Les admirateurs de l'économiste libéral John Maynard Keynes, dont l'ancien chroniqueur du New York Times, Paul Krugman, ont des désaccords majeurs avec les conservateurs des écoles d'économie autrichien et de Chicago. Mais ils ont un terrain d'entente en ce qui concerne les tarifs. Le libéral Krugman partage le dédain du regretté conservateur de Milton Freeman pour les tarifs, avertissant qu'ils sont terribles pour les consommateurs et les entreprises.
Le président Donald Trump poussant 25% de tarifs sur les marchandises importées aux États-Unis du Canada et du Mexique ainsi qu'une hausse de 10% sur les marchandises importées de la Chine continentale, d'innombrables démocrates expriment leur opposition. Mais certains républicains sont également inquiets.

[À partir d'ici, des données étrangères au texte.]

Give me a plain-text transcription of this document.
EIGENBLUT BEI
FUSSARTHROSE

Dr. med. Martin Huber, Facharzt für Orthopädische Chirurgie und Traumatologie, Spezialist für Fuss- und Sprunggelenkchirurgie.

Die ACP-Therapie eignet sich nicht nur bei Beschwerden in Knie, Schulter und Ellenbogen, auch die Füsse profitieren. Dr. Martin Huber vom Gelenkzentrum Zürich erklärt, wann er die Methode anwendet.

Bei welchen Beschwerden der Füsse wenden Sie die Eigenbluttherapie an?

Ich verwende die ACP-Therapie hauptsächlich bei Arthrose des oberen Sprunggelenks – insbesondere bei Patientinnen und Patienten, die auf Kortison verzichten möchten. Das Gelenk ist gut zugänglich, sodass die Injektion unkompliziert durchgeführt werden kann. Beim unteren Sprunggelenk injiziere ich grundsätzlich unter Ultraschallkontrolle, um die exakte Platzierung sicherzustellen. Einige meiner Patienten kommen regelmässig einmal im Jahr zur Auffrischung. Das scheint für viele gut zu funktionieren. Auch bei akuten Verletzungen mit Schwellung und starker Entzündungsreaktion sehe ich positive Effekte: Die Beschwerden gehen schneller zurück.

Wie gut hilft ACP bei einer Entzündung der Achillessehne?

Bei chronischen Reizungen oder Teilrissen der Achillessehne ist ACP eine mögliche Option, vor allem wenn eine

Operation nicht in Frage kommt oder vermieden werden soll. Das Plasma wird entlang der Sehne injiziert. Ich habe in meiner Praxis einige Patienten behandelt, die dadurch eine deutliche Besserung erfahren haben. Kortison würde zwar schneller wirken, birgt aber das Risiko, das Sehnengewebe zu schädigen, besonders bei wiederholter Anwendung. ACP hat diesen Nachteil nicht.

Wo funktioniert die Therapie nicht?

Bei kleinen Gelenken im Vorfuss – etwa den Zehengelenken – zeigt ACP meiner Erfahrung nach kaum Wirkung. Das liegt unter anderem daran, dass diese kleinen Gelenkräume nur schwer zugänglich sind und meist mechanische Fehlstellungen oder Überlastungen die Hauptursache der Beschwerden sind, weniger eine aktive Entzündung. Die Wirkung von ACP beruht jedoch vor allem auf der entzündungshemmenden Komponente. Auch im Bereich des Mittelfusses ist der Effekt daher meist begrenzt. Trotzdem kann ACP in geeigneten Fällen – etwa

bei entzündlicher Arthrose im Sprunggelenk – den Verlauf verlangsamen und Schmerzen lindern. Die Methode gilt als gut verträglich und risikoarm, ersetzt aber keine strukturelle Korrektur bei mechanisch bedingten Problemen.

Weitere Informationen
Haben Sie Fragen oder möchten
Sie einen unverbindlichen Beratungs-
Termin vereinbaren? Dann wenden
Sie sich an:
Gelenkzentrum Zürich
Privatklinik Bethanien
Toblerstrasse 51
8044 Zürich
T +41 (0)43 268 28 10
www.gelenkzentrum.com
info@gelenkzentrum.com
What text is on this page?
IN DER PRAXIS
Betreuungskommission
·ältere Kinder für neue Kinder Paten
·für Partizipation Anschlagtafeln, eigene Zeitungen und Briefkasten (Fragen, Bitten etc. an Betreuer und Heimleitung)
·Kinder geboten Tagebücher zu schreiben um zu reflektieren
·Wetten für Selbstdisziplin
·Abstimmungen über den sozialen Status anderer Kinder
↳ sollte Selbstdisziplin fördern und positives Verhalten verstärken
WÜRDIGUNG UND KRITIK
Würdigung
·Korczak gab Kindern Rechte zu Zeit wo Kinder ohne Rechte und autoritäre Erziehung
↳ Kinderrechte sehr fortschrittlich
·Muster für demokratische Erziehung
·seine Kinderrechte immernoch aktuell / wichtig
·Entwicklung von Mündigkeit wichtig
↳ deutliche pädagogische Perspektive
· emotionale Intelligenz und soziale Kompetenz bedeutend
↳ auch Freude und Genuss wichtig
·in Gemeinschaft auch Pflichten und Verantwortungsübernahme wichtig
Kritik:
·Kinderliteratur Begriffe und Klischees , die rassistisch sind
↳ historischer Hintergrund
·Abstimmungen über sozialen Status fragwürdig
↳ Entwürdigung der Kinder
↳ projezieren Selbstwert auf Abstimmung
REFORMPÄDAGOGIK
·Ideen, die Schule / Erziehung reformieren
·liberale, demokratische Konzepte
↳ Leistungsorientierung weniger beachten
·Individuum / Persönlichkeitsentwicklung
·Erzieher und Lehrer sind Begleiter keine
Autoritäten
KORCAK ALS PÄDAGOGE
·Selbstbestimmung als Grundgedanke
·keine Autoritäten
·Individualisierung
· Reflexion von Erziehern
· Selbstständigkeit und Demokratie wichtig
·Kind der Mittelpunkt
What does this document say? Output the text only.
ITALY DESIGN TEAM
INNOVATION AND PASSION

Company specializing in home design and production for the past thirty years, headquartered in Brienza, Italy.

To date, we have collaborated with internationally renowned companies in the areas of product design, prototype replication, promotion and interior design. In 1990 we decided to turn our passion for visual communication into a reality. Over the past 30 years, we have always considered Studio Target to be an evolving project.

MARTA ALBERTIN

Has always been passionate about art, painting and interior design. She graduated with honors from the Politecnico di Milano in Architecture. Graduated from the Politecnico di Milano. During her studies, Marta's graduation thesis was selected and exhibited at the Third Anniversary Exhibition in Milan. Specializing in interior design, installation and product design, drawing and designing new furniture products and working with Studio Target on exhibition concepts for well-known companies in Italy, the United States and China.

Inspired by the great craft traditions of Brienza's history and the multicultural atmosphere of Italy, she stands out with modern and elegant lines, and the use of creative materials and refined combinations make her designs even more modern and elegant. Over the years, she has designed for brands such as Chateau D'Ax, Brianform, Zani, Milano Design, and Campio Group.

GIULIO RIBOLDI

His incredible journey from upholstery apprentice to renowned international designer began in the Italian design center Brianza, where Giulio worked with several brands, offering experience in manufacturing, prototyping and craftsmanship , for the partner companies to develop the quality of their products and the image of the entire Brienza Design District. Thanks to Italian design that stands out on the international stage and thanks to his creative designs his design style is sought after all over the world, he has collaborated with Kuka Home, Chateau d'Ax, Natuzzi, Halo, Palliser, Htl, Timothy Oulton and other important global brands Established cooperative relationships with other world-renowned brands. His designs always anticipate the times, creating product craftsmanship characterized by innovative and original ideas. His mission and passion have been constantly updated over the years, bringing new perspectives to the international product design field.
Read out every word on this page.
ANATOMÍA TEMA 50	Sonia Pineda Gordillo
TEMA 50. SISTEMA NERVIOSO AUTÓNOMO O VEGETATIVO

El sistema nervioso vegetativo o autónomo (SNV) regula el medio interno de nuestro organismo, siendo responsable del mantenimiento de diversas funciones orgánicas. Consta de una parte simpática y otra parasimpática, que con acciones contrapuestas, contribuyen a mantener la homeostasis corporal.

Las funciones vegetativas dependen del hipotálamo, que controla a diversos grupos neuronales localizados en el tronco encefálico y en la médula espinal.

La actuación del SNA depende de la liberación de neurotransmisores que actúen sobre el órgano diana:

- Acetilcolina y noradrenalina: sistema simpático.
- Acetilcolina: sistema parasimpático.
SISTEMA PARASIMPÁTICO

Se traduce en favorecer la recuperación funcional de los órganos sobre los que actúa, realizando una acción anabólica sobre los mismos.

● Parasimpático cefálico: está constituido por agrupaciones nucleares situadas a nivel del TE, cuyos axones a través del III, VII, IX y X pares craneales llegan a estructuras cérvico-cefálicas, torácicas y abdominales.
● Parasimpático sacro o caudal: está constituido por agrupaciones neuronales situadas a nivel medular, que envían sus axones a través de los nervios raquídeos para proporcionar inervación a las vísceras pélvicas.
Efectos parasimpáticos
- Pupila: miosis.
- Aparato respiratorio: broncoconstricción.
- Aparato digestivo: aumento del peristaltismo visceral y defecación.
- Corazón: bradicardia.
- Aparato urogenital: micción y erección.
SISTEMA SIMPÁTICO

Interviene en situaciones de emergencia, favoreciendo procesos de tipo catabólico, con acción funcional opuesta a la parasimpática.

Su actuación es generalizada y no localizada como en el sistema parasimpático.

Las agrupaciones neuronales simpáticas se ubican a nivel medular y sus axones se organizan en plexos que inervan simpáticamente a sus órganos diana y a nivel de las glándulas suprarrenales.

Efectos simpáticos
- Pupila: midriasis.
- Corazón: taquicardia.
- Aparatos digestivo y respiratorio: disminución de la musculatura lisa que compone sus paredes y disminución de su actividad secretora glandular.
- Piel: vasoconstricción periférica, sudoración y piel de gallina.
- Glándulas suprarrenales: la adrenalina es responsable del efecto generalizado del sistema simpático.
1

« Les législateurs du GOP disent qu'ils entendent des propriétaires d'entreprises, des exportateurs, des agriculteurs et des dirigeants locaux que la menace de Trump de tarifs abruptes contre le Canada, le Mexique et l'Europe effrayent les sentiments commerciaux aux États-Unis », explique Bolton. « Les entreprises se sentent moins confiantes quant à l'expansion des opérations et à l'embauche de nouveaux travailleurs, étant donné leur incertitude sur les coûts des marchandises importées et la perte potentielle des marchés étrangers au cours de la prochaine année. »
La sénatrice Susan Collins (R-Maine) fait partie des républicains qui s'expriment.
Le conservateur modéré a déclaré à la colline: « Les tarifs canadiens auront certainement un impact préjudiciable sur l'économie du Maine et sur les communautés frontalières en particulier. Nous avons, par exemple, une grande usine de papier dans le nord du Maine à la frontière qui obtient sa pulpe du Canada. Ce moulin seul, qui est de loin le tarft.
Collins a souligné les produits en bois, les homards, les bleuets et les pommes de terre comme certains des articles qui, dans le Maine, seront affectés négativement par de nouveaux tarifs.
Collins a déclaré à The Hill: « Je pense que cela gèle les investissements jusqu'à ce qu'ils sachent exactement quel sera l'impact. Je comprends donc le désir du président de niveler les règles du jeu, mais le Canada n'est tout simplement pas le problème dans le Maine. »
Selon le sénateur Rand Paul (R-Kentucky), de nouveaux tarifs auront un impact négatif dans le Bluegrass State.
Paul a déclaré à The Hill: « J'ai toutes les grandes industries du Kentucky qui me font du lobbying contre eux: les spécialistes du cargo, les agriculteurs, les fabricants de bourbon, les constructeurs de maison, les vendeurs de maisons – vous le nommez – les fabricants de clôtures. L'industrie du bourbon dit toujours des tarifs de représailles (pendant le premier terme de Trump). Ainsi.